A well known artificial general intelligence (AGI) test is near being solved. But the tests' creators say this means flaws within the test's design quite than an actual research breakthrough.
In 2019, Francois Chollet, a number one figure within the AI world, introduced the ARC-AGI benchmark, short for “Abstract and Reasoning Corpus for Artificial General Intelligence.” Designed to judge whether an AI system can efficiently acquire latest skills outside of the info it was trained on. ARC AGIFrancois claims that it stays the one AI test that measures progress toward general intelligence (although other were suggested.)
Until this 12 months, essentially the most powerful AI could only solve just below a 3rd of the tasks in ARC-AGI. Chollet blamed this on the industry's deal with large language models (LLMs), which he said are unable to attract real “inferences.”

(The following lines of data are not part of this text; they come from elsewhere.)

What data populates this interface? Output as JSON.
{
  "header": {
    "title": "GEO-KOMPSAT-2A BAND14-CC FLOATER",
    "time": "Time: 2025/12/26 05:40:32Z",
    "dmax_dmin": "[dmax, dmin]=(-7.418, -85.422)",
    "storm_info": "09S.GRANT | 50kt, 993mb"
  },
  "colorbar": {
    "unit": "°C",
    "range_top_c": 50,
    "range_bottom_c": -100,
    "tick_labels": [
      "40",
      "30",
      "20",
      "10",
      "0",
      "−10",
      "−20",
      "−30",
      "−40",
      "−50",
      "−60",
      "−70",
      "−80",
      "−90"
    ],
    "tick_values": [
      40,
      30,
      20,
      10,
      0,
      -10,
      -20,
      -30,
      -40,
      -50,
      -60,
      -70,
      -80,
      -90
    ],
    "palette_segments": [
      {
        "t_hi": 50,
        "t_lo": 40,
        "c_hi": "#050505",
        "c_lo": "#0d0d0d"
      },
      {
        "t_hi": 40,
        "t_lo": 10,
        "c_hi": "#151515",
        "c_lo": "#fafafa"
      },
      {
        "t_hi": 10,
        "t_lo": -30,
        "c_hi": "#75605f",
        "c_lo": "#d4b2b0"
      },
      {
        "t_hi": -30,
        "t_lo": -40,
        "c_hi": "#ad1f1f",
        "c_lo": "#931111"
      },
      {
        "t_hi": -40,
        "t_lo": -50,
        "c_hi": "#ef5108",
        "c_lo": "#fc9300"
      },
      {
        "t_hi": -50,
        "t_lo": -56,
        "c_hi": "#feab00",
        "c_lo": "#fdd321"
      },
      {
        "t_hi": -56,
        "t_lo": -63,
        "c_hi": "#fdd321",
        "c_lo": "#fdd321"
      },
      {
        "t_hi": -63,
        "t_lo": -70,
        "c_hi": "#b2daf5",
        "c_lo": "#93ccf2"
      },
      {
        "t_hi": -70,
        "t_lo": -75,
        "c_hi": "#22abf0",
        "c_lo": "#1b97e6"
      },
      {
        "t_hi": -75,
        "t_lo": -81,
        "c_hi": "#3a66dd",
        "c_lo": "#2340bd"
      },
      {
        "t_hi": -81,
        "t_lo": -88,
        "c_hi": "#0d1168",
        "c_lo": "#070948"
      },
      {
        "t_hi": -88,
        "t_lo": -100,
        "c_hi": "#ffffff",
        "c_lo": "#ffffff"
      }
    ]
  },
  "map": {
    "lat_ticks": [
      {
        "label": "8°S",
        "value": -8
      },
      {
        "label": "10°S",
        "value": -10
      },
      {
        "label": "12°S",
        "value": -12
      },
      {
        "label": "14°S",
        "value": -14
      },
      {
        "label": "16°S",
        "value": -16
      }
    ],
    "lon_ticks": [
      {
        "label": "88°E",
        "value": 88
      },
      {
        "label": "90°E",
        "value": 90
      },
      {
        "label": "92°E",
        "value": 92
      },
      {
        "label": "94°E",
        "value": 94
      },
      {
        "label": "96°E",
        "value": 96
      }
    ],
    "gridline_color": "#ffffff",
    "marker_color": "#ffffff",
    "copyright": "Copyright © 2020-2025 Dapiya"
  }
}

“LLMs struggle with generalization because they rely entirely on memorization,” he says said in a series of posts on X in February. “They fail at all the pieces that wasn’t included of their training data.”
For Chollet, LLMs are statistical machines. With a number of examples, they learn patterns in these examples to make predictions, resembling the “to whom” normally comes before “it would mean something” in an email.
Chollet claims that while LLMs are able to memorizing “patterns of thought,” they’re unlikely to find a way to generate “latest arguments” based on novel situations. “If that you must learn many examples of a pattern, even whether it is implicit, with the intention to learn a reusable representation for it, that you must memorize it,” says Chollet argued in one other post.
To incentivize research beyond LLMs, Chollet and Zapier co-founder Mike Knoop launched a $1 million program in June Competition to develop open source AI that may beat ARC-AGI. Out of 17,789 entries, the highest scorer achieved a rating of 55.5% – about 20% higher than the highest scorer of 2023, although below the 85% “human level” threshold required for victory.
But that doesn't mean we're about 20% closer to AGI, says Knoop.
Today we announce the winners of the 2024 ARC Prize. We may also publish an in depth technical report on what we learned from the competition (link in next tweet).
The state-of-the-art rose from 33% to 55.5%, the most important one-year increase we now have seen since 2020. The…
— François Chollet (@fchollet) December 6, 2024
In one Blog postKnoop said that lots of the contributions submitted to ARC-AGI were capable of reach an answer “through brute force,” suggesting that a “large portion” of ARC-AGI tasks “don’t provide many useful signals for general intelligence.” .”
ARC-AGI consists of puzzle-like problems wherein an AI must generate the proper “answer” grid based on a grid of various coloured squares. The problems should force an AI to adapt to latest problems it hasn't seen before. But it just isn’t clear whether they may succeed.
“(ARC-AGI) has been unchanged since 2019 and just isn’t perfect,” Knoop acknowledged in his post.
Francois and Knoop also faced one another criticism for overvaluing ARC-AGI as a benchmark for AGI – at a time when the definition of AGI is hotly contested. An OpenAI worker recently claims that AGI has “already” been achieved if one defines AGI as AI that’s “higher than most humans at most tasks.”
Knoop and Chollet say that, along with a contest in 2025, they plan to release a second-generation ARC-AGI benchmark to deal with these issues. “We will proceed to focus the efforts of the research community on what we imagine are a very powerful unsolved problems in AI and speed up the timeline for AGI,” Chollet wrote in an X post.
The solution probably won't be easy. If the shortcomings of the primary ARC-AGI test are any indication, the definition of intelligence for AI will likely be just as stubborn – and flammable – similar to it was for people.